2 Trata-se, no fundo, de uma questão de representatividade. No Rio de Janeiro, a Câmara dos Vereadores foi cercada por grupos que nunca passaram de 200 pessoas. Um grupo de 30 chegou a ocupar partes do prédio. Ao final, eram 11. O grupinho exigia que três vereadores deixassem a CPI das Tarifas de Transporte. Somados, os três receberam 70 mil votos nas eleições do ano passado.

 

3 Para os deputados, a pergunta que fica é: só por invadirem prédios e fecharem o trânsito, os ativistas têm o direito de impor sua vontade a quem tem mandato?

 

 

Surge lista de novas reivindicações


A militante Vanessa Dourado disse que o objetivo do grupo agora será mobilizar outras partes da sociedade: “Estamos num processo para fazer com que a sociedade participe das mobilizações. Há muitas coisas erradas e eles, os políticos, estão confortáveis, porque a população não os cobra”.

 

“Nossa ideia não era chamar a atenção apenas para a Casa, mas para o condenados por improbidade, que têm a oportunidade de continuar em seus cargos”, conclui Vanessa.

 

Após a saída, os manifestantes que ocupavam a Câmara Legislativa publicaram um manifesto onde apresentam as pautas que voltaram a ser apresentadas ao parlamento local. Entre os assuntos estão: a revisão da demarcação da área que batizaram Santuário dos Pajés, no Noroeste, a instauração de inquérito contra a Companhia Imobiliária de Brasília (Terracap), a aprovação do projeto Tarifa Zero e do transporte 24 horas.

 

Secretaria vai apurar denúncias


A Secretaria de Transparência e Controle vai apurar denúncias contra servidores do Transporte Urbano do Distrito Federal (DFTrans), entre eles o diretor-geral do órgão Marco Antônio Campanella, acusados de usar a sede da autarquia como núcleo partidário para a filiação de novos integrantes ao Partido da Pátria Livre (PPL). A informação foi divulgada pouco mais de 24 horas após denúncias de funcionários estariam fazendo o uso indevido do espaço.

 

De acordo com a Secretaria foi instaurada, ontem, “uma investigação preliminar para apurar a denúncia de uso político-partidário do DFTrans por servidores do órgão, que indica uma suposta distribuição de fichas de filiação partidária dentro das instalações da autarquia”.

 

A Transparência terá 60 dias para finalizar as investigações, podendo prorrogá-la por outros 60 dias. “Caso a investigação confirme os fatos denunciados, serão, então, instaurados os devidos processos para punir os envolvidos”, conclui.

 

Punição

 

Até o momento, apenas um funcionário terceirizado, identificado como Dehordam Nascimento Alves, foi afastado.
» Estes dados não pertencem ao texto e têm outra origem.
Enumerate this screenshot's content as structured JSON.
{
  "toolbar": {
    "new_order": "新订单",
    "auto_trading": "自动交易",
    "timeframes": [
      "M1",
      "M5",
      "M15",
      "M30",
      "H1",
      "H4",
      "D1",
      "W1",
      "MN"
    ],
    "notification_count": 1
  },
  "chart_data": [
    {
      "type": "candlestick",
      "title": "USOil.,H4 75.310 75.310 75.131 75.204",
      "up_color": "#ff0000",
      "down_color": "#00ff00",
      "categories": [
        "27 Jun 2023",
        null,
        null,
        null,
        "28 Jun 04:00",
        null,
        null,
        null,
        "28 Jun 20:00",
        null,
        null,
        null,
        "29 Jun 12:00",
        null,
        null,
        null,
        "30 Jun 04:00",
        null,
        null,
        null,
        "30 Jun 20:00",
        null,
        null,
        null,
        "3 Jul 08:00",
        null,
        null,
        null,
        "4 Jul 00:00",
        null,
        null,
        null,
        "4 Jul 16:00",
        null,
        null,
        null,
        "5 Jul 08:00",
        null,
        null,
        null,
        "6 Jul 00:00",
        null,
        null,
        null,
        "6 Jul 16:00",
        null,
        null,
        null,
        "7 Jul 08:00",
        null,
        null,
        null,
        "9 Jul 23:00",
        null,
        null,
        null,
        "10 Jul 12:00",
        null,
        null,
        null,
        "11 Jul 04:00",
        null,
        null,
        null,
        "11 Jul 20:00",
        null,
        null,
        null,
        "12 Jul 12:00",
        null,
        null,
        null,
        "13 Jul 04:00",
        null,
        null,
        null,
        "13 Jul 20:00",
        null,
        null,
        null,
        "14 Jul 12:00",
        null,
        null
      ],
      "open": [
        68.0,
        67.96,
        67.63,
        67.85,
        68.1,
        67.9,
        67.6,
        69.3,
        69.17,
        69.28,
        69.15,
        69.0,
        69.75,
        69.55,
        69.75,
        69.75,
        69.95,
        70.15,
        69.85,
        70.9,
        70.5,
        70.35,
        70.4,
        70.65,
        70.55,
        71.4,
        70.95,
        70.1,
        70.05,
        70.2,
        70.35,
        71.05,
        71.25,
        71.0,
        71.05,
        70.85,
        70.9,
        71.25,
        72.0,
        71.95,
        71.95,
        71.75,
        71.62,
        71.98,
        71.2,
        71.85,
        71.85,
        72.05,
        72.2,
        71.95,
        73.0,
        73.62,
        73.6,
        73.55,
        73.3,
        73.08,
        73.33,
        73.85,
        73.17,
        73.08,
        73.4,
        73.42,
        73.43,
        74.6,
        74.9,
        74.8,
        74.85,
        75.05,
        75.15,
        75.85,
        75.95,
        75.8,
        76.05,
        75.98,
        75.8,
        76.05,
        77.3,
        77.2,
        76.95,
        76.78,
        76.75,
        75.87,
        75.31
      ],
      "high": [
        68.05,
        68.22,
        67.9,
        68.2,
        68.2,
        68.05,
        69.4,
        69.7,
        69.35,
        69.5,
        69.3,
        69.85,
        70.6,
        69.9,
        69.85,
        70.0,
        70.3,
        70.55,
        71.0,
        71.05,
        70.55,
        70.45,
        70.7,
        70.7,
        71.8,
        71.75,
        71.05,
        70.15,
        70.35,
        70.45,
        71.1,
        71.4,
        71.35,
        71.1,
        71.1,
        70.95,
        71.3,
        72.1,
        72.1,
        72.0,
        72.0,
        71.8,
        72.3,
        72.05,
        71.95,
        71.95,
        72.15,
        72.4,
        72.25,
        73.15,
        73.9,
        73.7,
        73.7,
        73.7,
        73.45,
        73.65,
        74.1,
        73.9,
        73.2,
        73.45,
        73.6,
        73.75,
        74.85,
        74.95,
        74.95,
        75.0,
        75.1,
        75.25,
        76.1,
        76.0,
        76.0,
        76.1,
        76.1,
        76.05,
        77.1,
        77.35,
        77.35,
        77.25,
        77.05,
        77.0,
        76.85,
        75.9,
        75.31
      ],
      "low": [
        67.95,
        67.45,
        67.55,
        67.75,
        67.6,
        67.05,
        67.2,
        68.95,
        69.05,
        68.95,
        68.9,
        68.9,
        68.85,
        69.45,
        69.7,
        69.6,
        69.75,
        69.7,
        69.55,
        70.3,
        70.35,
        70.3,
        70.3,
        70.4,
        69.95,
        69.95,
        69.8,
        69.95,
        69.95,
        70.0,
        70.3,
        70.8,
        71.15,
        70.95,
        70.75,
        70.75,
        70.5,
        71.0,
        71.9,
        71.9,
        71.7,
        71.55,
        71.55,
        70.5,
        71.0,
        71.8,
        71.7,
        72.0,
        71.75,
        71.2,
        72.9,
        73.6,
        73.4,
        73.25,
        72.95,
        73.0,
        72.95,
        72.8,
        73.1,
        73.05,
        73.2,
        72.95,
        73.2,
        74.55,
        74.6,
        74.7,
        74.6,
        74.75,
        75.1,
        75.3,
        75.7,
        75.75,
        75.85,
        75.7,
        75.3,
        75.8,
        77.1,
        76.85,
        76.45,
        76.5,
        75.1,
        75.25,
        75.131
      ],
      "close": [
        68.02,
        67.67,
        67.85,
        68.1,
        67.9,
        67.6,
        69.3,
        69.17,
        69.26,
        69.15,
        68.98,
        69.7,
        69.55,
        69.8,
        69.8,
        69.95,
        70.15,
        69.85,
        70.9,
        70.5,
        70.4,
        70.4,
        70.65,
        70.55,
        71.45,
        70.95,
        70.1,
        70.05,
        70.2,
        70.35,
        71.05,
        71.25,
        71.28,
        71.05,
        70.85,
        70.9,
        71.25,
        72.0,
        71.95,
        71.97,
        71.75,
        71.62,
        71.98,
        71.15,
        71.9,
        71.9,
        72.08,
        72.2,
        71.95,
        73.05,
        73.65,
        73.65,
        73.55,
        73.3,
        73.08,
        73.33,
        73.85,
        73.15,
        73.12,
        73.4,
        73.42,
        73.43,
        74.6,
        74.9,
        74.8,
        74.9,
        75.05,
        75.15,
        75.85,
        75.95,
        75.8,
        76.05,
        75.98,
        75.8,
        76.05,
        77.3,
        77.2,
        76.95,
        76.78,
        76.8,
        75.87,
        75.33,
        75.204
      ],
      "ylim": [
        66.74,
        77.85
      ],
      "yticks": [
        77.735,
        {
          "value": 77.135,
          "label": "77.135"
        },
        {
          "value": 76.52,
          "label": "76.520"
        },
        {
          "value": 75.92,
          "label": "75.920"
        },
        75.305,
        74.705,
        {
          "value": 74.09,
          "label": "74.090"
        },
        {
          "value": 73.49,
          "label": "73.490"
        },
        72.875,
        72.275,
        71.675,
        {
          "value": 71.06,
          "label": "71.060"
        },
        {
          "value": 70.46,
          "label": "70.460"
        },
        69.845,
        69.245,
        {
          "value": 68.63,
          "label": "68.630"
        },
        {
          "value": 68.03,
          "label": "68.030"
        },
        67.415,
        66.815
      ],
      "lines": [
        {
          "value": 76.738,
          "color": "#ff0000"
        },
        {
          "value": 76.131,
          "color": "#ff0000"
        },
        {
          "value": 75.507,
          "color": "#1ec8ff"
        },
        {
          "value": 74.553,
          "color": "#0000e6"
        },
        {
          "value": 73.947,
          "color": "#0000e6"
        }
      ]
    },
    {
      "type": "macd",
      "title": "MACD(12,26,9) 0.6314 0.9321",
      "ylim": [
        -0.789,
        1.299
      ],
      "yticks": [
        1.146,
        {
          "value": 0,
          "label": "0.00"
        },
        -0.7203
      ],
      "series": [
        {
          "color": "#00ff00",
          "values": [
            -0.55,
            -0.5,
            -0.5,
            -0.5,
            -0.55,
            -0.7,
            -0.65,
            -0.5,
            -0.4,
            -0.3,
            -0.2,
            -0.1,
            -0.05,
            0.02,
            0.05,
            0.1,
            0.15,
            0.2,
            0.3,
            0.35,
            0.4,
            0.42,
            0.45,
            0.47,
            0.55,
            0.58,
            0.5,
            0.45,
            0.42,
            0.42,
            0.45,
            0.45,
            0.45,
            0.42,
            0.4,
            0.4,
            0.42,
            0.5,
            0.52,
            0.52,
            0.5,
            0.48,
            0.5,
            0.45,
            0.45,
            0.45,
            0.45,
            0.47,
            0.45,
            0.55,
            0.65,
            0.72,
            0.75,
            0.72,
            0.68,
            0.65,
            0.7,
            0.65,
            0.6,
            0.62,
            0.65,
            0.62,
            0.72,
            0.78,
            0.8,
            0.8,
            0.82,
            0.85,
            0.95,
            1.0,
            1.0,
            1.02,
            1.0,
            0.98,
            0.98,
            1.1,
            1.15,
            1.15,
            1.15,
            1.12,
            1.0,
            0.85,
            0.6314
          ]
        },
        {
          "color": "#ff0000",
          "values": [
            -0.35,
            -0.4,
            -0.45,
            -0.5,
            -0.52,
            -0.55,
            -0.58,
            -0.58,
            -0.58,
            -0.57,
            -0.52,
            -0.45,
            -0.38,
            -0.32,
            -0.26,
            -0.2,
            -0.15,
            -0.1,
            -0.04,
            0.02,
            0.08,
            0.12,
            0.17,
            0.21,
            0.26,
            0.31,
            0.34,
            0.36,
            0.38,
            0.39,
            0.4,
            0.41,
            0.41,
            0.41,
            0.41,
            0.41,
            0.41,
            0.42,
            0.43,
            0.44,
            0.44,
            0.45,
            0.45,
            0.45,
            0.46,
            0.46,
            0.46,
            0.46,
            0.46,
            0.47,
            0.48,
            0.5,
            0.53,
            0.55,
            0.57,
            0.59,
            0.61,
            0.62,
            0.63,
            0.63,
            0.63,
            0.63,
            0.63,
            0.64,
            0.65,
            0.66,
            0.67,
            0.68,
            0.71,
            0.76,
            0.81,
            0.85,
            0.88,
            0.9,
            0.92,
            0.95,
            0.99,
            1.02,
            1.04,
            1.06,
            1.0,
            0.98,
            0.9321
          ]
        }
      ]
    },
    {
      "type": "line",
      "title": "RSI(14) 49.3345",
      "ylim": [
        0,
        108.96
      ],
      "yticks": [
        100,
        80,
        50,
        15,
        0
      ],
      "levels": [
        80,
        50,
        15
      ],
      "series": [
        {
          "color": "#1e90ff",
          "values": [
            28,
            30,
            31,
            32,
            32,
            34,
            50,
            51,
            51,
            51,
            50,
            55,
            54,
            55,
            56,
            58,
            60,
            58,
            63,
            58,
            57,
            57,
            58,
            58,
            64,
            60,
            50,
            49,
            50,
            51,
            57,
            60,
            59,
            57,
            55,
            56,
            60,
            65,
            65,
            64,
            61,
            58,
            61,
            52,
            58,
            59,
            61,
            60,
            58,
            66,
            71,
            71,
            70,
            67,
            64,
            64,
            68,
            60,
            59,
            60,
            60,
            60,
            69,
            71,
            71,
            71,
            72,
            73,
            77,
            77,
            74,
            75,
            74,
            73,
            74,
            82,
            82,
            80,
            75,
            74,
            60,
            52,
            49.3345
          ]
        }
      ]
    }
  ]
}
Ele aparece em gravações fazendo a entrega de fichas de filiação e reconhecendo a irregularidade.

 

Saiba Mais


Segundo o procurador regional eleitoral, Elton Ghersel, a ação no DFTrans pode gerar multa ao PPL.

A denúncia pode ser enviada ao Tribunal Regional Eleitoral, que decidirá se abre ou não processo.

Caso seja acusado, Marco Antônio Campanella pode sofrer sanções eleitorais e ter a sua saída do DFTrans recomendada.